Notoriamente sostenitore della psichiatria e della sua violenza, pronto a “rieducare” medicalizzando, Corbellini concede “speranze”, però, ricategorizzando i sospettosi e i ribelli come nuovi “malati”. Senza accorgersene, dall'abbraccio con la Chiesa Cattolica passa all'abbraccio con la vecchia URSS del terrore staliniano. Dalla “malattia complottista”, infatti, si può essere “curati”, “se si somministra loro del pensiero analitico”. Una terapia che se la si definisce – come fa lui – soltanto come una forma argomentativa che “fa uso di argomenti logici e basati sui fatti”, ahinoi, è destinata da un lato a rimanere piuttosto misteriosa (quando un argomento è “logico” e quando è “basato sui fatti”? E cosa sono i “fatti”? Si ritorna alla tesi realista ed alla sua autocontraddittorietà) e dall'altro, fingendo che misteriosa non sia, a dover fare i conti con quella stessa storia – quella raccontata da Lupacchini, per esempio – che si vorrebbe ignorare.

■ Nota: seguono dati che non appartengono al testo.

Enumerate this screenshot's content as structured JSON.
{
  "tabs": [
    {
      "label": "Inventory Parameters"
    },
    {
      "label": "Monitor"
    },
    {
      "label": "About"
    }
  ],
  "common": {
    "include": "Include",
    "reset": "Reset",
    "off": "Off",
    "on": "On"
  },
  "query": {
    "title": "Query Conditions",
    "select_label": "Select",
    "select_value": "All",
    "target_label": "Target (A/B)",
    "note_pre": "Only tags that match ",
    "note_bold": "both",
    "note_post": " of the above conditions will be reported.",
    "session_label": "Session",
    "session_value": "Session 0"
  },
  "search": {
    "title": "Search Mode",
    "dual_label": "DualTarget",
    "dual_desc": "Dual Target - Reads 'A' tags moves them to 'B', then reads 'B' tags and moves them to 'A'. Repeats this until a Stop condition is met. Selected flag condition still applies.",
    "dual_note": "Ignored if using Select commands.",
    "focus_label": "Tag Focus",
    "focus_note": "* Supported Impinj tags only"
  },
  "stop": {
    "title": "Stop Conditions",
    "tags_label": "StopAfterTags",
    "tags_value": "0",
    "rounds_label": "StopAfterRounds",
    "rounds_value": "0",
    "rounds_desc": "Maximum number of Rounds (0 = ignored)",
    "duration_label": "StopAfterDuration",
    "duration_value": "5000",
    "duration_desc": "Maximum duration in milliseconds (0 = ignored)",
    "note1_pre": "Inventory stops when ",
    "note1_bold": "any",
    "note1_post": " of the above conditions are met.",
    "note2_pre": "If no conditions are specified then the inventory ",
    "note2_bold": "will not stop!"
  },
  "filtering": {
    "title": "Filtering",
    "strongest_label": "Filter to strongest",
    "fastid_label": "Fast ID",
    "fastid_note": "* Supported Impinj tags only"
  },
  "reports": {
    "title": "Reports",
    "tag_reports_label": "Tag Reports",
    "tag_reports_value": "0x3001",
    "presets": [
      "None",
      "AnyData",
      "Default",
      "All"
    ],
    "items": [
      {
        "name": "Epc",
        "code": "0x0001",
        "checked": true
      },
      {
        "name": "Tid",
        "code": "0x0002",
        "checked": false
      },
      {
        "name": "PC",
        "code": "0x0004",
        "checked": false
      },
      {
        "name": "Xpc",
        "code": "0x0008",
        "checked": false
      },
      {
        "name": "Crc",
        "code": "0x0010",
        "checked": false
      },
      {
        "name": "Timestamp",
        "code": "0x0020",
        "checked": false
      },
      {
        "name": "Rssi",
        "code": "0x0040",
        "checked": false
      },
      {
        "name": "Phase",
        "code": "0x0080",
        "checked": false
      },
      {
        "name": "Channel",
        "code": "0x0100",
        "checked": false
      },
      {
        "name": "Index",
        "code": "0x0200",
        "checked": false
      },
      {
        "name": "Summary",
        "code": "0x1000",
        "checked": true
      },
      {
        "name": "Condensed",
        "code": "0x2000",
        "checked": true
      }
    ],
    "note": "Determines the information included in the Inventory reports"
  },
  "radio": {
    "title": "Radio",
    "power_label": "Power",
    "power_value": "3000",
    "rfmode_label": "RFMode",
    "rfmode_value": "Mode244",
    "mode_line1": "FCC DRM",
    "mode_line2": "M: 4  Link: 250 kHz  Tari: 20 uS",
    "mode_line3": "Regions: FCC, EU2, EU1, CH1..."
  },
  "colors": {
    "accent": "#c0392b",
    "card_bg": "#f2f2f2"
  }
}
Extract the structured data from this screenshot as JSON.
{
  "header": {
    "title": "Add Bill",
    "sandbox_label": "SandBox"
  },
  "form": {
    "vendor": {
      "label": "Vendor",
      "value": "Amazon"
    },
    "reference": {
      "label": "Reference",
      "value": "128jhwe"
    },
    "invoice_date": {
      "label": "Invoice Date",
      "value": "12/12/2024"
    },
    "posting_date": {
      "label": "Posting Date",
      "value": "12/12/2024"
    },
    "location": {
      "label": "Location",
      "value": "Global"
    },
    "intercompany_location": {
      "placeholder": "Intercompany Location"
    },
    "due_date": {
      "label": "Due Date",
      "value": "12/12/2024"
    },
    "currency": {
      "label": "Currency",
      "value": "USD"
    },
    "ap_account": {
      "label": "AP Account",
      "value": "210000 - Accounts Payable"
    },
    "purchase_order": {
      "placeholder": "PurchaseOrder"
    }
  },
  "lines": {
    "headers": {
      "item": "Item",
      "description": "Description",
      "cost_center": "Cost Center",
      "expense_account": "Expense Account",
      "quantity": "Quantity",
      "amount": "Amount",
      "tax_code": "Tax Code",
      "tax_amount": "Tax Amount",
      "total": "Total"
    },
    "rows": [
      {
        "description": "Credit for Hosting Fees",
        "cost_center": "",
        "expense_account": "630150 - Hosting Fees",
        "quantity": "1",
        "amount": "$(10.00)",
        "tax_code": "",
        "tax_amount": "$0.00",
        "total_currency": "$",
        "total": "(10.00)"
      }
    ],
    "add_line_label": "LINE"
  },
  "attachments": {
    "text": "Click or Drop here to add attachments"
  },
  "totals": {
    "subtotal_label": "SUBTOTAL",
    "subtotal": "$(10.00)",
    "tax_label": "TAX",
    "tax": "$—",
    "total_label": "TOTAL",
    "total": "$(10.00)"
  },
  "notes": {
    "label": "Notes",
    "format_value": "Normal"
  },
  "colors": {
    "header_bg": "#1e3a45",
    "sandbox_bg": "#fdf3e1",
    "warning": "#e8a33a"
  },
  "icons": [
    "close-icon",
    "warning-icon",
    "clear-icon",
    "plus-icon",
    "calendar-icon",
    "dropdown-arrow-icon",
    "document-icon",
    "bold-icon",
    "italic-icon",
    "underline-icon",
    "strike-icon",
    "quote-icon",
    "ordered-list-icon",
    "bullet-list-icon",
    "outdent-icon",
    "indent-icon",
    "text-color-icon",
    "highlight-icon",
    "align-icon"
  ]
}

Chiudendo gli occhi, mettendosi una mano sulla bocca, tappandosi le orecchie – e il naso.

Felice Accame

Nota
Sulla passione di Corbellini per l'energia nucleare e sulle sue bizzarre arrampicate sugli specchi per sostenerne la produzione ho già riferito in “A” 384, 2013. Ivi ho anche discusso la sua autoritaria – e contraddittoria - concezione della scienza, mentre in precedenza – in “A” 339, 2008 – mi ero anche permesso di coglierlo in fallo, mentre truccava un testo per far tornare i suoi conti – e quelli di Jervis – contro le ragioni del movimento antipsichiatrico.